The researchers carried out a qualitative analysis based on government reports, advocacy papers, and research monographs published between July 2013 and February 2014 that were of key importance in advocacy for and legitimization of personalized learning. Similarities were identified in how these reports and papers understood: (1) the purpose of education, (2) the role of data in education, (3) the role of a teacher, and (4) the assessment of learning outcomes.
First, the reports and papers present the purpose of education in terms of ‘producing’ workers with the human capital and ‘twenty-first century’ skills needed to effectively compete in a ‘global market’ for labor. Second, they describe the role of data in education as both accounting for test scores and other traditional cognitive measures of student performance and incorporating the collection of non-cognitive and behavioral data, through techniques such as wearable cameras and biosensors. In this way, the purpose and usefulness of data collection has grown to include accountability, performance prediction, and personalized goal setting. Third, the role of a teacher is deemphasized in the documents and the professional knowledge and experience of teachers are essentially considered less credible than computer algorithms. The documents view the future of the teacher position as a resource guide who is also involved in data collection and technology management. Fourth, the same documents present the assessment of learning outcomes as a matter of assessing the efficiency and effectiveness of learning approaches with little value ascribed to human interaction. The underlying idea is that everything that can be learned by students can also be tested by technology and stored in a database.

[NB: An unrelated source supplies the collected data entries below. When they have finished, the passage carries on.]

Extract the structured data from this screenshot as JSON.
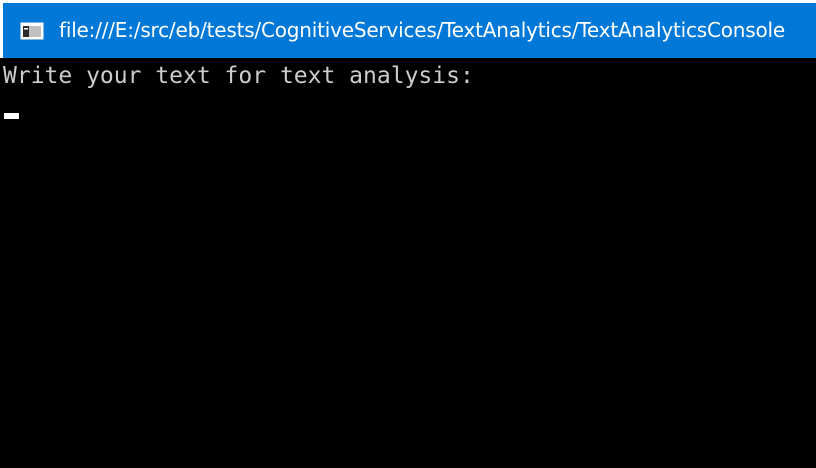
{
  "window": {
    "title": "file:///E:/src/eb/tests/CognitiveServices/TextAnalytics/TextAnalyticsConsole",
    "icon": "console-window-icon"
  },
  "console": {
    "prompt": "Write your text for text analysis:"
  },
  "colors": {
    "titlebar": "#0078d7",
    "console_background": "#000000",
    "console_text": "#cccccc",
    "cursor": "#ffffff"
  }
}
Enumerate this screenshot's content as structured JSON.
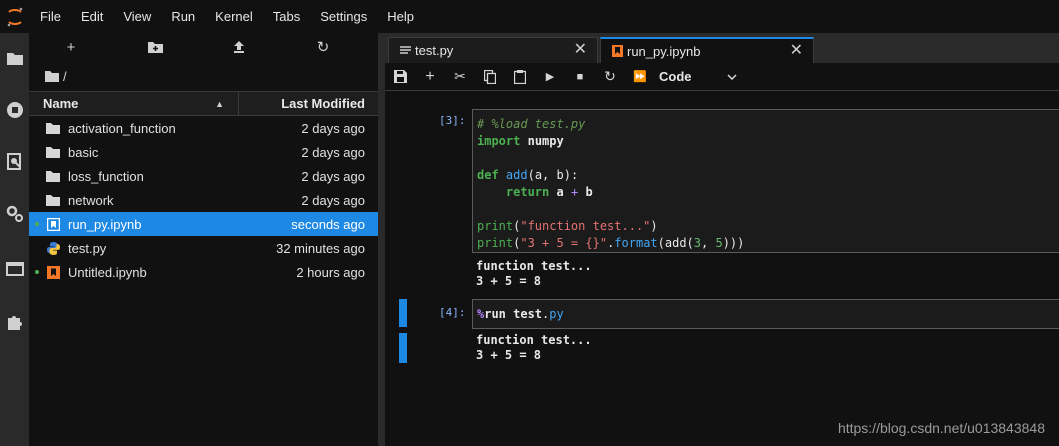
{
  "menubar": {
    "items": [
      "File",
      "Edit",
      "View",
      "Run",
      "Kernel",
      "Tabs",
      "Settings",
      "Help"
    ]
  },
  "filebrowser": {
    "path": "/",
    "header": {
      "name": "Name",
      "modified": "Last Modified"
    },
    "items": [
      {
        "name": "activation_function",
        "type": "folder",
        "modified": "2 days ago"
      },
      {
        "name": "basic",
        "type": "folder",
        "modified": "2 days ago"
      },
      {
        "name": "loss_function",
        "type": "folder",
        "modified": "2 days ago"
      },
      {
        "name": "network",
        "type": "folder",
        "modified": "2 days ago"
      },
      {
        "name": "run_py.ipynb",
        "type": "notebook",
        "modified": "seconds ago",
        "selected": true,
        "running": true
      },
      {
        "name": "test.py",
        "type": "python",
        "modified": "32 minutes ago"
      },
      {
        "name": "Untitled.ipynb",
        "type": "notebook",
        "modified": "2 hours ago",
        "running": true
      }
    ]
  },
  "tabs": [
    {
      "label": "test.py",
      "icon": "text-file-icon",
      "close": "✕"
    },
    {
      "label": "run_py.ipynb",
      "icon": "notebook-icon",
      "close": "✕",
      "active": true
    }
  ],
  "toolbar": {
    "cell_type": "Code"
  },
  "cells": [
    {
      "prompt": "[3]:",
      "output": [
        "function test...",
        "3 + 5 = 8"
      ]
    },
    {
      "prompt": "[4]:",
      "output": [
        "function test...",
        "3 + 5 = 8"
      ]
    }
  ],
  "watermark": "https://blog.csdn.net/u013843848",
  "colors": {
    "accent": "#1e88e5",
    "background": "#111111",
    "running_dot": "#4caf50"
  }
}
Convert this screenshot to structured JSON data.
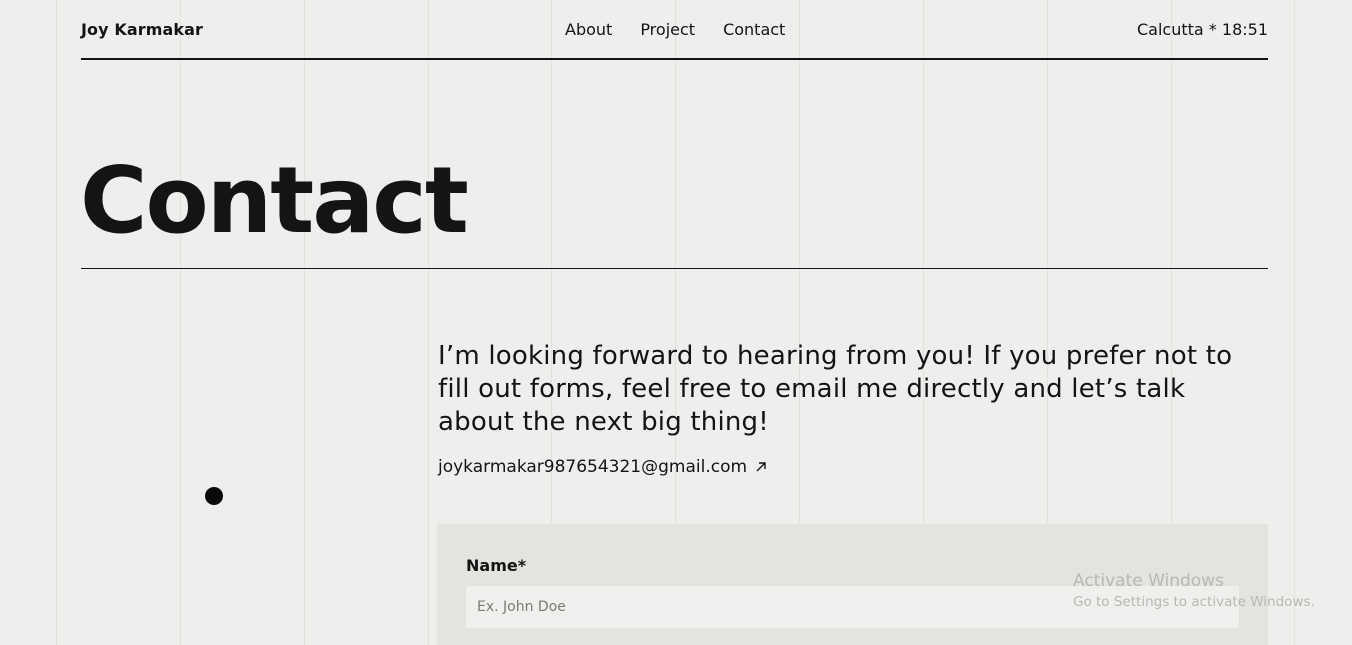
{
  "header": {
    "brand": "Joy Karmakar",
    "nav": [
      {
        "label": "About"
      },
      {
        "label": "Project"
      },
      {
        "label": "Contact"
      }
    ],
    "clock": "Calcutta * 18:51"
  },
  "main": {
    "title": "Contact",
    "intro": "I’m looking forward to hearing from you! If you prefer not to fill out forms, feel free to email me directly and let’s talk about the next big thing!",
    "email": "joykarmakar987654321@gmail.com",
    "email_icon": "arrow-up-right-icon"
  },
  "form": {
    "name_label": "Name*",
    "name_placeholder": "Ex. John Doe",
    "name_value": ""
  },
  "watermark": {
    "title": "Activate Windows",
    "subtitle": "Go to Settings to activate Windows."
  },
  "colors": {
    "background": "#efeeec",
    "text": "#141414",
    "form_panel": "#e5e3df",
    "input_bg": "#f0efed"
  }
}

Based on the observations above, the authors argued that the expanded role of EdTech providers poses a threat to K-12 education. The companies who generate and control the learning data will have a strong for-profit incentive and could use students as ‘products’ to be tracked and consumed by corporations in the education sector. This is because customizing learning according to learner profiles is analogous to customizing products based on customer profiles.

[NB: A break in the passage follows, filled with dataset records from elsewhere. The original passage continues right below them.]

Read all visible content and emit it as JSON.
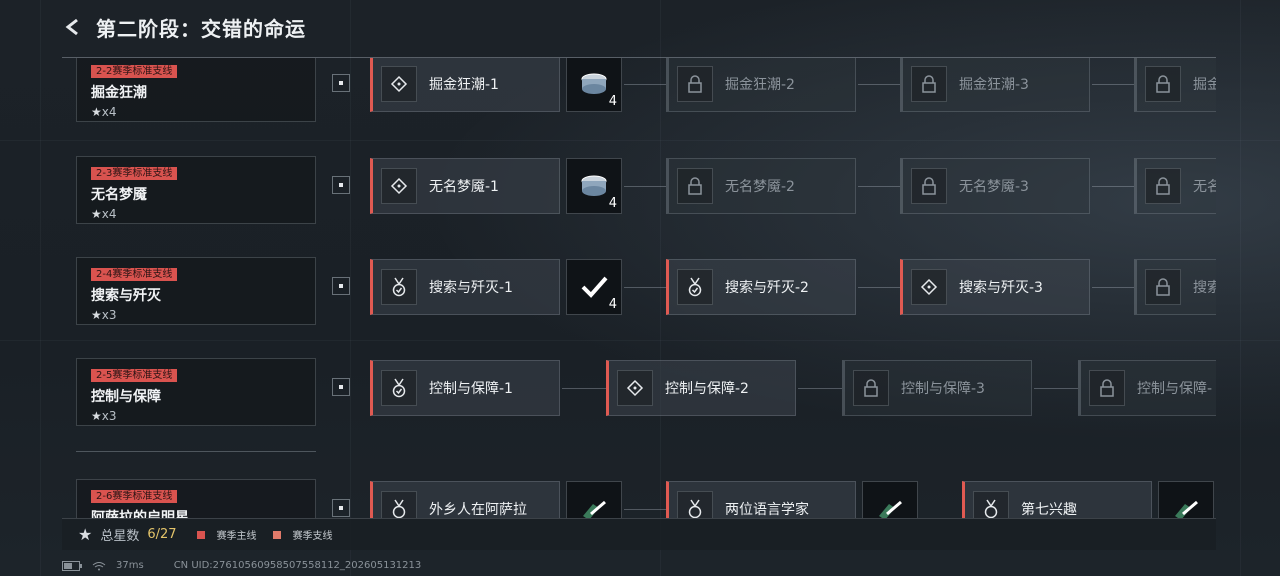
{
  "header": {
    "title": "第二阶段：交错的命运"
  },
  "rows": [
    {
      "tag": "2-2赛季标准支线",
      "name": "掘金狂潮",
      "stars": "x4",
      "nodes": [
        "掘金狂潮-1",
        "掘金狂潮-2",
        "掘金狂潮-3",
        "掘金"
      ],
      "reward_count": "4"
    },
    {
      "tag": "2-3赛季标准支线",
      "name": "无名梦魇",
      "stars": "x4",
      "nodes": [
        "无名梦魇-1",
        "无名梦魇-2",
        "无名梦魇-3",
        "无名"
      ],
      "reward_count": "4"
    },
    {
      "tag": "2-4赛季标准支线",
      "name": "搜索与歼灭",
      "stars": "x3",
      "nodes": [
        "搜索与歼灭-1",
        "搜索与歼灭-2",
        "搜索与歼灭-3",
        "搜索"
      ],
      "reward_count": "4"
    },
    {
      "tag": "2-5赛季标准支线",
      "name": "控制与保障",
      "stars": "x3",
      "nodes": [
        "控制与保障-1",
        "控制与保障-2",
        "控制与保障-3",
        "控制与保障-"
      ]
    },
    {
      "tag": "2-6赛季标准支线",
      "name": "阿萨拉的启明星",
      "nodes": [
        "外乡人在阿萨拉",
        "两位语言学家",
        "第七兴趣"
      ]
    }
  ],
  "footer": {
    "total_label": "总星数",
    "total_value": "6/27",
    "legend_main": "赛季主线",
    "legend_side": "赛季支线",
    "legend_main_color": "#d9534f",
    "legend_side_color": "#e07a6a"
  },
  "status": {
    "ping": "37ms",
    "uid": "CN UID:27610560958507558112_202605131213"
  }
}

While it seems certain that the autonomy of teachers will be increasingly affected by technology in the future, there is no concrete proof that human interaction and teachers’ experience can be completely replaced by digital learning and artificial intelligence, respectively. This finding may assuage the worry expressed by some opponents of EdTech that it could cause teachers to lose their jobs. Moreover, there is not yet any credible linkage between the mechanistic approach to acquiring skills enabled by EdTech and students’ future success in the twenty-first century workplace.

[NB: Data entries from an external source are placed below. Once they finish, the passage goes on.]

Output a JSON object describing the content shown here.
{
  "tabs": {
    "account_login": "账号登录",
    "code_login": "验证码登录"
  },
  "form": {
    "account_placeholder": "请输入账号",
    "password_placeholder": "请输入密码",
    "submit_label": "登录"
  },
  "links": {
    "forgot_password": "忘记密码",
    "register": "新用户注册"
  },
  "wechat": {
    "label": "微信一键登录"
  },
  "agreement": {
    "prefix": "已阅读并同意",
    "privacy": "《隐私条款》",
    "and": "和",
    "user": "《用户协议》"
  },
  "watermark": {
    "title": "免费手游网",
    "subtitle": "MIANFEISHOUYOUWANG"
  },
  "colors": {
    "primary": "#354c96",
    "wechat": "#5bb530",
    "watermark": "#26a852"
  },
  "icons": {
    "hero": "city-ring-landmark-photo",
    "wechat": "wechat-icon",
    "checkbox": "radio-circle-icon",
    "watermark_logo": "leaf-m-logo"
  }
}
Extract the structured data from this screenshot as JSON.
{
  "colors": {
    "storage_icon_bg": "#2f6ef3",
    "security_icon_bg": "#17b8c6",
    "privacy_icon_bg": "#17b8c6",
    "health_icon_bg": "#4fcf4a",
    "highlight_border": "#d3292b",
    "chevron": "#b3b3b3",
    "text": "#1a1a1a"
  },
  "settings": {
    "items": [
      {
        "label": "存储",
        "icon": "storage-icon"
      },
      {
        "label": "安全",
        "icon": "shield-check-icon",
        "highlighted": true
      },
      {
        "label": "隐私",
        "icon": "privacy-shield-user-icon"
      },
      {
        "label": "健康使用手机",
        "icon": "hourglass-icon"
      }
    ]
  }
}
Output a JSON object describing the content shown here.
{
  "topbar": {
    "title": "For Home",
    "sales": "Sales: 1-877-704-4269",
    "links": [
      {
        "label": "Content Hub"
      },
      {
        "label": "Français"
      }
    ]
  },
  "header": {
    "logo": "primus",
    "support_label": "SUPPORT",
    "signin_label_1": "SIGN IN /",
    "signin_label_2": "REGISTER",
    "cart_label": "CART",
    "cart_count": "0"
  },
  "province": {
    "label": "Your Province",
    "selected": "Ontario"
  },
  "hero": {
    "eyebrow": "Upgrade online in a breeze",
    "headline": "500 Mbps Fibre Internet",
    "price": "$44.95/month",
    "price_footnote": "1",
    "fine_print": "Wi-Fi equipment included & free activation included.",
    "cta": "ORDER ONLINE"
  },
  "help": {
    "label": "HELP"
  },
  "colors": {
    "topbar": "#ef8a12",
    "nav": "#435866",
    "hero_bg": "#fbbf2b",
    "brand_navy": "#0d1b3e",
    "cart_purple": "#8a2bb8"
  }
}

Finally, the discussion fits into a broader debate about what is known as “corporate school reform,” which refers to a set of neoliberal policy initiatives that view market competition and business-style management as the key to improving the United States’ education system. The potential downsides of personalized learning technologies presented by this study highlight the risks involved in attempting to align private interests with public education. Despite the apparent merits of technological advancements in the arena of education, the authors believe that promoting technologies without clear ethical commitments from those who would control the data, such as a commitment to fostering the necessary conditions for human development, are likely to do far more harm than good.
Article source: Roberts-Mahoney, Heather, Alexander J. Means, and Mark J. Garrison. “Netflixing human capital development: personalized learning technology and the corporatization of K-12 education.” Journal of Education Policy 31 (4) (2016): 405-420.